Arnold suddenly leaned over to me and whispered "You see? He's everywhere. He'll come for me."
"And nobody can stop him?"
"Only one pers-two people. Batman- and Ivanhoe."
"Ivanhoe?" Wow, he's talking about me!
"My mother used to read about him- but I never dreamed he was actually real!"
"A moment, Arnold." I walked out of the room, shut the door behind me, leaned on it heavily, and let out a deep breath. Is my alter ego more helpful than I am? Suddenly, I hit on a brainstorm.
No, no way! What am I thinking? This plan is harebrained, ill-concieved, and most of all, stupid!
But think of the payoff if it works. What do I have to lose, anyway? The man's practically a puppet!
Your life!
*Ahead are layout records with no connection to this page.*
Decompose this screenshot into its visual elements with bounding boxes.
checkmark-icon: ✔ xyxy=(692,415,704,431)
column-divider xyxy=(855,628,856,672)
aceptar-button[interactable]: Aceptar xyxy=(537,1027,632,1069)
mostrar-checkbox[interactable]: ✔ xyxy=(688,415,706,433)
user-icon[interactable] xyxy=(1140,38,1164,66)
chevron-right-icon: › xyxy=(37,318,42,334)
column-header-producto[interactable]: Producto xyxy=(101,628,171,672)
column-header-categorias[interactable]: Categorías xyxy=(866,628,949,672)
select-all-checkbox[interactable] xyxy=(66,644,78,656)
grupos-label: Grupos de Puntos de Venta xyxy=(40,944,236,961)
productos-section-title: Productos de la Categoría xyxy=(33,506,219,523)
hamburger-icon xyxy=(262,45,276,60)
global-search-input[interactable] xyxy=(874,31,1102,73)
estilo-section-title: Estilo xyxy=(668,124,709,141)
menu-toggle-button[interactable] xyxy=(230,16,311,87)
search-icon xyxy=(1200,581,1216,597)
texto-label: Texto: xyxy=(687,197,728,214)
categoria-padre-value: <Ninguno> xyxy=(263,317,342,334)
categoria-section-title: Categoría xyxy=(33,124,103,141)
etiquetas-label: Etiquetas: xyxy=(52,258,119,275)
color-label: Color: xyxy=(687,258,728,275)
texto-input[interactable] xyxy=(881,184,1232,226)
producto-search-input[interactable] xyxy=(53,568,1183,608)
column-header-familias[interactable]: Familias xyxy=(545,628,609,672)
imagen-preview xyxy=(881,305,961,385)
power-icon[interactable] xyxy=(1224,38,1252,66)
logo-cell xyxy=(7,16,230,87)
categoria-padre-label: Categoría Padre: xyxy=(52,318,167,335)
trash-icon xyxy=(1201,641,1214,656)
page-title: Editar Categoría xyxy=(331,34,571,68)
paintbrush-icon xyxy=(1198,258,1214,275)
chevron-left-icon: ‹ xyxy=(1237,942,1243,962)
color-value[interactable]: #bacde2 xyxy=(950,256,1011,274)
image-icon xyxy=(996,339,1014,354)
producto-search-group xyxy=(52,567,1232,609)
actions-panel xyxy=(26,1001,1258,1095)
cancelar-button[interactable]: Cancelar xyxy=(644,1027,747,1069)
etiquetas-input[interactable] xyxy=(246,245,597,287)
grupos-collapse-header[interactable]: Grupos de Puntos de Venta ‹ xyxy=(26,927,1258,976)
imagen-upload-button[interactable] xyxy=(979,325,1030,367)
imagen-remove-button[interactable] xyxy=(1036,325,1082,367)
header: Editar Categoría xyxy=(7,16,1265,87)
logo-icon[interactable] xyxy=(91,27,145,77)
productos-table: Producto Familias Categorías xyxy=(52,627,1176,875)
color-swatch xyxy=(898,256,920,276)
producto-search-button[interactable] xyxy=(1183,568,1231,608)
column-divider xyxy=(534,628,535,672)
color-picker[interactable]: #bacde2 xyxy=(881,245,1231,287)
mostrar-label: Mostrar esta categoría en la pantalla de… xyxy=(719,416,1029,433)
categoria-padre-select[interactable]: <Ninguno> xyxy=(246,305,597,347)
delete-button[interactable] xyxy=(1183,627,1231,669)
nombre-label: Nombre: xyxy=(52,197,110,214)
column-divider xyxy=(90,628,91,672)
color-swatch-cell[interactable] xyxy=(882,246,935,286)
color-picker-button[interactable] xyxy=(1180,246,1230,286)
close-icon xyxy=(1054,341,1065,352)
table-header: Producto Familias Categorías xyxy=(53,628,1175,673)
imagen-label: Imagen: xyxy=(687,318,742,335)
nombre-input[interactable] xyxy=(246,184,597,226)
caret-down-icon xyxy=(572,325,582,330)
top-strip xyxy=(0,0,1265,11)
What if he realizes you're -get a codename already!
Shut up, subconscious.
Don't say I didn't warn you...
Internal monologue completed, and visions of gangland executions dancing in my head, I pull my lab coat over my head and walk back into the room.
"Doctor?"
"No, Arnold. It's Ivanhoe." I say, shifting into my more superheroic voice.
"The doctor is bound and gagged in the bathroom. I've been listening in on your conversation, and I just want you to know that if that mook Scarface comes for you, I'll get him. Or- Batman will." could Batman actually be real?
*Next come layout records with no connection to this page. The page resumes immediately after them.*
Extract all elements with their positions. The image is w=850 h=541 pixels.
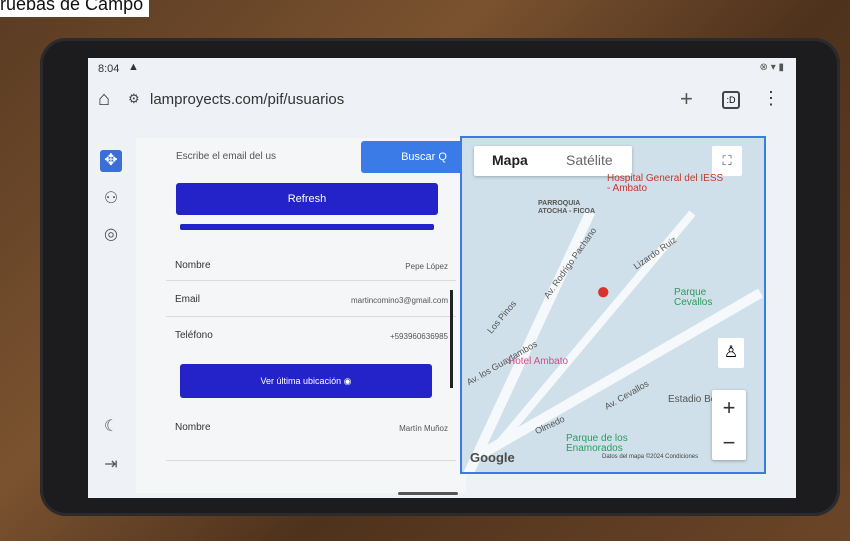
zoom-in-button[interactable]: + — [712, 390, 746, 425]
user-name-label: Nombre — [175, 260, 211, 271]
poi-parque-enamorados[interactable]: Parque de los Enamorados — [566, 434, 656, 454]
pegman-icon[interactable]: ♙ — [718, 338, 744, 368]
poi-hospital[interactable]: Hospital General del IESS - Ambato — [607, 174, 727, 194]
zoom-controls: + − — [712, 390, 746, 460]
last-location-label: Ver última ubicación — [260, 376, 342, 386]
refresh-button[interactable]: Refresh — [176, 183, 438, 215]
users-icon[interactable]: ⚇ — [100, 188, 122, 210]
tablet-screen: 8:04 ▲ ⊗ ▾ ▮ ⌂ ⚙ lamproyects.com/pif/usu… — [88, 58, 796, 498]
page-caption: ruebas de Campo — [0, 0, 150, 17]
progress-bar — [180, 224, 434, 230]
progress-fill — [180, 224, 434, 230]
map-label-lizardo: Lizardo Ruiz — [631, 234, 679, 272]
user-name-value: Pepe López — [405, 262, 448, 271]
map-attribution[interactable]: Datos del mapa ©2024 Condiciones — [602, 454, 698, 460]
warning-icon: ▲ — [128, 61, 139, 73]
logout-icon[interactable]: ⇥ — [100, 454, 122, 476]
site-settings-icon[interactable]: ⚙ — [128, 91, 140, 107]
target-icon: ◉ — [343, 376, 352, 386]
map-view[interactable]: Mapa Satélite ⛶ Hospital General del IES… — [460, 136, 766, 474]
poi-estadio[interactable]: Estadio Be — [668, 394, 716, 405]
map-label-parroquia: PARROQUIA ATOCHA - FICOA — [538, 200, 596, 215]
fullscreen-icon[interactable]: ⛶ — [712, 146, 742, 176]
user-phone-value: +593960636985 — [389, 332, 448, 341]
divider — [166, 280, 456, 281]
moon-icon[interactable]: ☾ — [100, 416, 122, 438]
divider — [166, 316, 456, 317]
home-icon[interactable]: ⌂ — [98, 88, 110, 111]
user-phone-label: Teléfono — [175, 330, 213, 341]
dashboard-icon[interactable]: ✥ — [100, 150, 122, 172]
poi-parque-cevallos[interactable]: Parque Cevallos — [674, 288, 734, 308]
status-icons: ⊗ ▾ ▮ — [759, 62, 784, 73]
tab-switcher-icon[interactable]: :D — [722, 91, 740, 109]
user-name-label: Nombre — [175, 422, 211, 433]
url-field[interactable]: lamproyects.com/pif/usuarios — [150, 91, 344, 108]
settings-icon[interactable]: ◎ — [100, 224, 122, 246]
user-email-label: Email — [175, 294, 201, 305]
status-time: 8:04 — [98, 63, 120, 75]
map-label-los-pinos: Los Pinos — [485, 298, 519, 336]
poi-hotel-ambato[interactable]: Hotel Ambato — [508, 356, 568, 367]
divider — [166, 460, 456, 461]
map-type-tabs: Mapa Satélite — [474, 146, 632, 176]
google-logo: Google — [470, 450, 515, 465]
map-label-rodrigo: Av. Rodrigo Pachano — [541, 225, 599, 301]
user-name-value: Martín Muñoz — [399, 424, 448, 433]
browser-toolbar: ⌂ ⚙ lamproyects.com/pif/usuarios + :D ⋮ — [88, 82, 796, 118]
new-tab-icon[interactable]: + — [680, 86, 693, 112]
gesture-bar[interactable] — [398, 492, 458, 495]
users-panel: Escribe el email del us Buscar Q Refresh… — [136, 138, 487, 493]
more-menu-icon[interactable]: ⋮ — [762, 88, 780, 109]
user-email-value: martincomino3@gmail.com — [350, 296, 448, 305]
zoom-out-button[interactable]: − — [712, 425, 746, 460]
tab-map[interactable]: Mapa — [492, 152, 528, 168]
location-pin-icon[interactable]: ● — [596, 278, 611, 306]
email-search-input[interactable]: Escribe el email del us — [176, 142, 356, 172]
scrollbar[interactable] — [450, 290, 453, 388]
last-location-button[interactable]: Ver última ubicación ◉ — [180, 364, 432, 398]
tab-satellite[interactable]: Satélite — [566, 152, 613, 168]
side-rail: ✥ ⚇ ◎ ☾ ⇥ — [88, 138, 133, 498]
status-bar: 8:04 ▲ ⊗ ▾ ▮ — [88, 58, 796, 80]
"Oh- thank you, thank you. I knew you could help me, Ivanhoe." Looking back, I can't actually believe this scheme worked- looks like you have to fight madness with madness sometimes.
"It's what I do, Arnold. Goodbye." I walked out of the room, and pulled the labcoat off my head. I can't believe he actually believed me-but then again, I was telling the truth. A few minutes later, when Arnold cautiously opened the office door, I stumbled out of the bathroom with a hand to my head.
"Ow... sorry, I must have blacked out- or hit my head on the doorframe. Wierd."
A muttered "Ivanhoe...".
"Well, looks like all the time we have today. See you tomorrow, Albert."
That was a surreal experience- but I think I might have actually helped him, strange as it seems. Looking at Wesker's case file, apparently he had almost six months of continued improval before his breakout and the incident at the museum. I would like to help him, if I can- although my main mission at Arkham is fame and fortune, I'm still a doctor, and that means I help people.
Tonight, however, was fairly uneventful. I continued to drop chess knights at all of my crimebusts- and their numbers are growing by the night. I'm beginnign to get a clearer picture of where the crime "hot-spots" are in Gotham. Anyhow, We'll see what tomorrow brings-I'm interested to know how the whole Ventriloquist situation pans out. I think my action now were a bit rash, but we'll see. Sweet dreams, Journal
-Ivanhoe (No. too obscure, and too many "hoe" puns to be made. The situation is really getting a bit desperate.)